隨著CT 的發(fā)展,目前第二代雙源 CT采集對于快心率患者可以常規(guī)采用前瞻性觸發(fā)軸位掃描,部分心律不齊如室早也常采用前瞻性心電門控軸掃模式。
2.3 胸痛三聯(lián)征
可通過一次檢查完成肺動脈、冠狀動脈及主動脈的增強掃描,由于上述血管血液循環(huán)時間不同,為了獲得高質(zhì)量的圖像,使用回顧性心電門控螺旋掃描(大范圍雙期),與單獨進行一次冠狀動脈掃描相比,造影劑及輻射劑量均明顯增高。據(jù)報道,掃描冠狀動脈時,同時也能發(fā)現(xiàn)部分主動脈或肺動脈的可疑異常[26-27]。然而,相比臨床上采取冠狀動脈掃描和主動脈或肺動脈的兩次掃描程序,胸痛三聯(lián)征的一次排查掃描方案既降低輻射劑量,又降低造影劑劑量[28]。盡管先前有觀點認為可疑肺栓塞患者使用 β 受體阻滯劑藥物對肺血管有負面效應(yīng),但在臨床應(yīng)用中,我們還是應(yīng)控制心率來排查胸痛三聯(lián)征[15]。如果臨床上排斥應(yīng)用β受體阻滯劑藥物,那么除非患者心率足夠低或機器空間分辨率足夠高,否則就暫不做CT檢查。
2.4 非冠狀動脈疾病
非冠狀動脈疾病包括心肌病、心包疾病、瓣膜病、心臟腫瘤、先天性心臟病、主動脈病變及靜脈病變等,與冠狀動脈掃描相比,允許較低的空間分辨率及較高的噪聲,因此通過厚層重建,掃描中降低管電壓及管電流,以此來降低輻射劑量。對于房顫患者的左心房及肺靜脈掃描,因心臟運動與心電圖信號不同步以及左心房容積在心動周期中無明顯改變,推薦使用非心電門控螺旋掃描,其較回顧性心電門控螺旋掃描的輻射劑量低[29-31]。
2.5 CT心肌灌注成像及延遲增強掃描
這個領(lǐng)域降低輻射劑量的焦點在于最新技術(shù)的進展,依賴于寬的探測器及二代雙源 CT。通過降低管電壓及應(yīng)用前瞻心電門控軸掃來降低輻射劑量。心肌CT延遲增強掃描是可行的,但是其對比度 - 噪聲比較低。Chang 等[32]報道降低管電壓的同時增加管電流,能提高對比度-噪聲比,輻射劑量也更低。

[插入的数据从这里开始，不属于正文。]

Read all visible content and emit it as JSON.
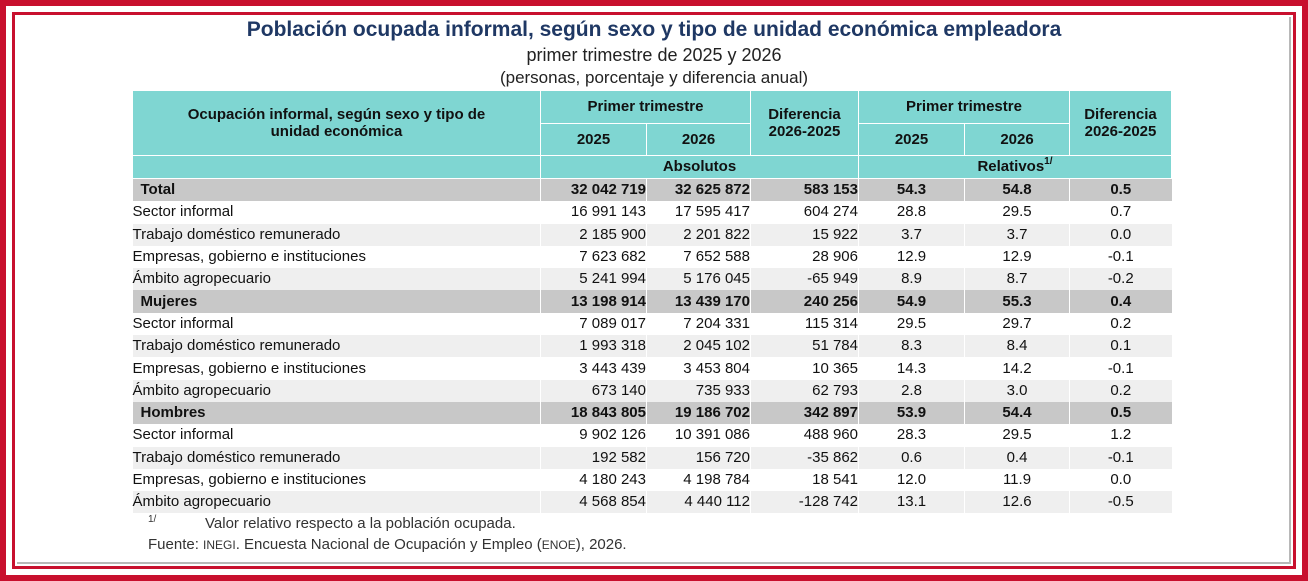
{
  "title": "Población ocupada informal, según sexo y tipo de unidad económica empleadora",
  "subtitle": "primer trimestre de 2025 y 2026",
  "units": "(personas, porcentaje y diferencia anual)",
  "header": {
    "row_label": "Ocupación informal, según sexo y tipo de unidad económica",
    "primer_trimestre": "Primer trimestre",
    "diferencia": "Diferencia 2026-2025",
    "year_a": "2025",
    "year_b": "2026",
    "absolutos": "Absolutos",
    "relativos": "Relativos",
    "relativos_sup": "1/"
  },
  "rows": [
    {
      "label": "Total",
      "group": true,
      "a2025": "32 042 719",
      "a2026": "32 625 872",
      "adif": "583 153",
      "r2025": "54.3",
      "r2026": "54.8",
      "rdif": "0.5"
    },
    {
      "label": "Sector informal",
      "group": false,
      "a2025": "16 991 143",
      "a2026": "17 595 417",
      "adif": "604 274",
      "r2025": "28.8",
      "r2026": "29.5",
      "rdif": "0.7"
    },
    {
      "label": "Trabajo doméstico remunerado",
      "group": false,
      "a2025": "2 185 900",
      "a2026": "2 201 822",
      "adif": "15 922",
      "r2025": "3.7",
      "r2026": "3.7",
      "rdif": "0.0"
    },
    {
      "label": "Empresas, gobierno e instituciones",
      "group": false,
      "a2025": "7 623 682",
      "a2026": "7 652 588",
      "adif": "28 906",
      "r2025": "12.9",
      "r2026": "12.9",
      "rdif": "-0.1"
    },
    {
      "label": "Ámbito agropecuario",
      "group": false,
      "a2025": "5 241 994",
      "a2026": "5 176 045",
      "adif": "-65 949",
      "r2025": "8.9",
      "r2026": "8.7",
      "rdif": "-0.2"
    },
    {
      "label": "Mujeres",
      "group": true,
      "a2025": "13 198 914",
      "a2026": "13 439 170",
      "adif": "240 256",
      "r2025": "54.9",
      "r2026": "55.3",
      "rdif": "0.4"
    },
    {
      "label": "Sector informal",
      "group": false,
      "a2025": "7 089 017",
      "a2026": "7 204 331",
      "adif": "115 314",
      "r2025": "29.5",
      "r2026": "29.7",
      "rdif": "0.2"
    },
    {
      "label": "Trabajo doméstico remunerado",
      "group": false,
      "a2025": "1 993 318",
      "a2026": "2 045 102",
      "adif": "51 784",
      "r2025": "8.3",
      "r2026": "8.4",
      "rdif": "0.1"
    },
    {
      "label": "Empresas, gobierno e instituciones",
      "group": false,
      "a2025": "3 443 439",
      "a2026": "3 453 804",
      "adif": "10 365",
      "r2025": "14.3",
      "r2026": "14.2",
      "rdif": "-0.1"
    },
    {
      "label": "Ámbito agropecuario",
      "group": false,
      "a2025": "673 140",
      "a2026": "735 933",
      "adif": "62 793",
      "r2025": "2.8",
      "r2026": "3.0",
      "rdif": "0.2"
    },
    {
      "label": "Hombres",
      "group": true,
      "a2025": "18 843 805",
      "a2026": "19 186 702",
      "adif": "342 897",
      "r2025": "53.9",
      "r2026": "54.4",
      "rdif": "0.5"
    },
    {
      "label": "Sector informal",
      "group": false,
      "a2025": "9 902 126",
      "a2026": "10 391 086",
      "adif": "488 960",
      "r2025": "28.3",
      "r2026": "29.5",
      "rdif": "1.2"
    },
    {
      "label": "Trabajo doméstico remunerado",
      "group": false,
      "a2025": "192 582",
      "a2026": "156 720",
      "adif": "-35 862",
      "r2025": "0.6",
      "r2026": "0.4",
      "rdif": "-0.1"
    },
    {
      "label": "Empresas, gobierno e instituciones",
      "group": false,
      "a2025": "4 180 243",
      "a2026": "4 198 784",
      "adif": "18 541",
      "r2025": "12.0",
      "r2026": "11.9",
      "rdif": "0.0"
    },
    {
      "label": "Ámbito agropecuario",
      "group": false,
      "a2025": "4 568 854",
      "a2026": "4 440 112",
      "adif": "-128 742",
      "r2025": "13.1",
      "r2026": "12.6",
      "rdif": "-0.5"
    }
  ],
  "footnote": {
    "mark": "1/",
    "text": "Valor relativo respecto a la población ocupada."
  },
  "source": {
    "prefix": "Fuente: ",
    "org": "INEGI",
    "middle": ". Encuesta Nacional de Ocupación y Empleo (",
    "acronym": "ENOE",
    "suffix": "), 2026."
  },
  "colors": {
    "frame": "#c8102e",
    "title": "#1f3864",
    "header_bg": "#7fd6d2",
    "group_row_bg": "#c8c8c8",
    "alt_row_bg": "#efefef"
  }
}
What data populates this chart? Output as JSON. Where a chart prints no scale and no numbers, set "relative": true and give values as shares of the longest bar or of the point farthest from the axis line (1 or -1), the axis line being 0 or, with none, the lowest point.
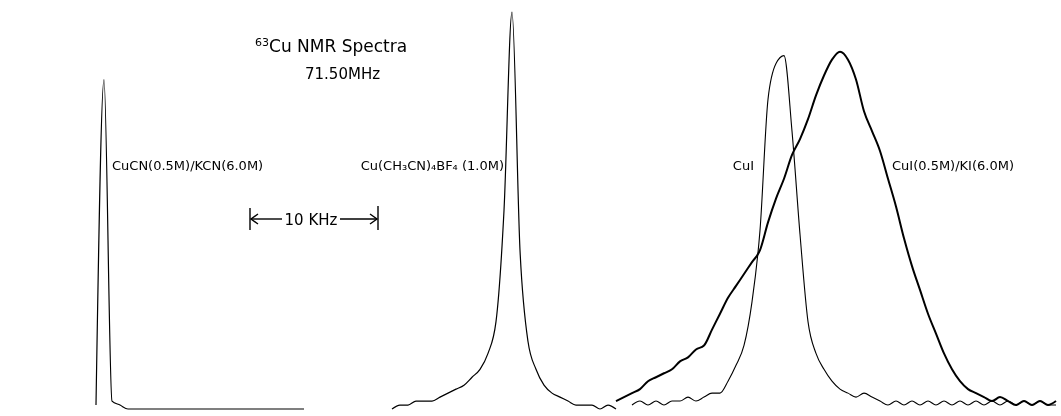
{
  "chart_data": {
    "type": "line",
    "title": "$^{63}$Cu NMR Spectra",
    "subtitle": "71.50MHz",
    "relative": true,
    "annotations": [
      "10 KHz"
    ],
    "categories": [
      null,
      null,
      null,
      null,
      null,
      null,
      null,
      null,
      null,
      null,
      null,
      null,
      null,
      null,
      null,
      null,
      null,
      null,
      null,
      null,
      null,
      null,
      null,
      null,
      null,
      null,
      null,
      null,
      null,
      null,
      null,
      null,
      null,
      null,
      null,
      null,
      null,
      null,
      null,
      null,
      null,
      null,
      null,
      null,
      null,
      null,
      null,
      null,
      null,
      null,
      null,
      null,
      null,
      null,
      null,
      null,
      null,
      null,
      null,
      null,
      null,
      null,
      null,
      null,
      null,
      null,
      null,
      null,
      null,
      null,
      null,
      null,
      null,
      null,
      null,
      null,
      null,
      null,
      null,
      null,
      null,
      null,
      null,
      null,
      null,
      null,
      null,
      null,
      null,
      null,
      null,
      null,
      null,
      null,
      null,
      null,
      null,
      null,
      null,
      null,
      null,
      null,
      null,
      null,
      null,
      null,
      null,
      null,
      null,
      null,
      null,
      null,
      null,
      null,
      null,
      null,
      null,
      null,
      null,
      null,
      null,
      null,
      null,
      null,
      null,
      null,
      null,
      null,
      null,
      null,
      null,
      null,
      null
    ],
    "series": [
      {
        "name": "CuCN(0.5M)/KCN(6.0M)",
        "color": "#000000",
        "values": [
          null,
          null,
          null,
          null,
          null,
          null,
          null,
          null,
          null,
          null,
          null,
          null,
          0.01,
          0.83,
          0.02,
          0.01,
          0,
          0,
          0,
          0,
          0,
          0,
          0,
          0,
          0,
          0,
          0,
          0,
          0,
          0,
          0,
          0,
          0,
          0,
          0,
          0,
          0,
          0,
          0,
          null,
          null,
          null,
          null,
          null,
          null,
          null,
          null,
          null,
          null,
          null,
          null,
          null,
          null,
          null,
          null,
          null,
          null,
          null,
          null,
          null,
          null,
          null,
          null,
          null,
          null,
          null,
          null,
          null,
          null,
          null,
          null,
          null,
          null,
          null,
          null,
          null,
          null,
          null,
          null,
          null,
          null,
          null,
          null,
          null,
          null,
          null,
          null,
          null,
          null,
          null,
          null,
          null,
          null,
          null,
          null,
          null,
          null,
          null,
          null,
          null,
          null,
          null,
          null,
          null,
          null,
          null,
          null,
          null,
          null,
          null,
          null,
          null,
          null,
          null,
          null,
          null,
          null,
          null,
          null,
          null,
          null,
          null,
          null,
          null,
          null,
          null,
          null,
          null,
          null,
          null,
          null,
          null,
          null
        ]
      },
      {
        "name": "Cu(CH₃CN)₄BF₄ (1.0M)",
        "color": "#000000",
        "values": [
          null,
          null,
          null,
          null,
          null,
          null,
          null,
          null,
          null,
          null,
          null,
          null,
          null,
          null,
          null,
          null,
          null,
          null,
          null,
          null,
          null,
          null,
          null,
          null,
          null,
          null,
          null,
          null,
          null,
          null,
          null,
          null,
          null,
          null,
          null,
          null,
          null,
          null,
          null,
          null,
          null,
          null,
          null,
          null,
          null,
          null,
          null,
          null,
          null,
          0,
          0.01,
          0.01,
          0.02,
          0.02,
          0.02,
          0.03,
          0.04,
          0.05,
          0.06,
          0.08,
          0.1,
          0.14,
          0.22,
          0.5,
          1,
          0.4,
          0.17,
          0.1,
          0.06,
          0.04,
          0.03,
          0.02,
          0.01,
          0.01,
          0.01,
          0,
          0.01,
          0,
          null,
          null,
          null,
          null,
          null,
          null,
          null,
          null,
          null,
          null,
          null,
          null,
          null,
          null,
          null,
          null,
          null,
          null,
          null,
          null,
          null,
          null,
          null,
          null,
          null,
          null,
          null,
          null,
          null,
          null,
          null,
          null,
          null,
          null,
          null,
          null,
          null,
          null,
          null,
          null,
          null,
          null,
          null,
          null,
          null,
          null,
          null,
          null,
          null,
          null,
          null,
          null,
          null,
          null,
          null
        ]
      },
      {
        "name": "CuI",
        "color": "#000000",
        "values": [
          null,
          null,
          null,
          null,
          null,
          null,
          null,
          null,
          null,
          null,
          null,
          null,
          null,
          null,
          null,
          null,
          null,
          null,
          null,
          null,
          null,
          null,
          null,
          null,
          null,
          null,
          null,
          null,
          null,
          null,
          null,
          null,
          null,
          null,
          null,
          null,
          null,
          null,
          null,
          null,
          null,
          null,
          null,
          null,
          null,
          null,
          null,
          null,
          null,
          null,
          null,
          null,
          null,
          null,
          null,
          null,
          null,
          null,
          null,
          null,
          null,
          null,
          null,
          null,
          null,
          null,
          null,
          null,
          null,
          null,
          null,
          null,
          null,
          null,
          null,
          null,
          null,
          null,
          null,
          0.01,
          0.02,
          0.01,
          0.02,
          0.01,
          0.02,
          0.02,
          0.03,
          0.02,
          0.03,
          0.04,
          0.04,
          0.07,
          0.11,
          0.16,
          0.27,
          0.45,
          0.78,
          0.87,
          0.89,
          0.7,
          0.44,
          0.22,
          0.14,
          0.1,
          0.07,
          0.05,
          0.04,
          0.03,
          0.04,
          0.03,
          0.02,
          0.01,
          0.02,
          0.01,
          0.02,
          0.01,
          0.02,
          0.01,
          0.02,
          0.01,
          0.02,
          0.01,
          0.02,
          0.01,
          0.02,
          0.01,
          0.02,
          0.01,
          0.02,
          0.01,
          0.02,
          0.01,
          0.01
        ]
      },
      {
        "name": "CuI(0.5M)/KI(6.0M)",
        "color": "#000000",
        "values": [
          null,
          null,
          null,
          null,
          null,
          null,
          null,
          null,
          null,
          null,
          null,
          null,
          null,
          null,
          null,
          null,
          null,
          null,
          null,
          null,
          null,
          null,
          null,
          null,
          null,
          null,
          null,
          null,
          null,
          null,
          null,
          null,
          null,
          null,
          null,
          null,
          null,
          null,
          null,
          null,
          null,
          null,
          null,
          null,
          null,
          null,
          null,
          null,
          null,
          null,
          null,
          null,
          null,
          null,
          null,
          null,
          null,
          null,
          null,
          null,
          null,
          null,
          null,
          null,
          null,
          null,
          null,
          null,
          null,
          null,
          null,
          null,
          null,
          null,
          null,
          null,
          null,
          0.02,
          0.03,
          0.04,
          0.05,
          0.07,
          0.08,
          0.09,
          0.1,
          0.12,
          0.13,
          0.15,
          0.16,
          0.2,
          0.24,
          0.28,
          0.31,
          0.34,
          0.37,
          0.4,
          0.47,
          0.53,
          0.58,
          0.64,
          0.68,
          0.73,
          0.79,
          0.84,
          0.88,
          0.9,
          0.88,
          0.83,
          0.75,
          0.7,
          0.65,
          0.58,
          0.51,
          0.43,
          0.36,
          0.3,
          0.24,
          0.19,
          0.14,
          0.1,
          0.07,
          0.05,
          0.04,
          0.03,
          0.02,
          0.03,
          0.02,
          0.01,
          0.02,
          0.01,
          0.02,
          0.01,
          0.02
        ]
      }
    ]
  }
}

總之,輻射劑量的影響因素很多,包括掃描模式、管電壓、管電流、掃描長度及范圍、重建技術(shù)、曝光時間、螺距、準(zhǔn)直器及前置濾線器的大小、探測器的寬窄等。同時,我們應(yīng)合理把握心血管 CT適應(yīng)證,避免不必要的CT 檢查,始終遵循盡可能降低輻射劑量的原則(As Low As Reasonably Achievable,ALARA 原則)。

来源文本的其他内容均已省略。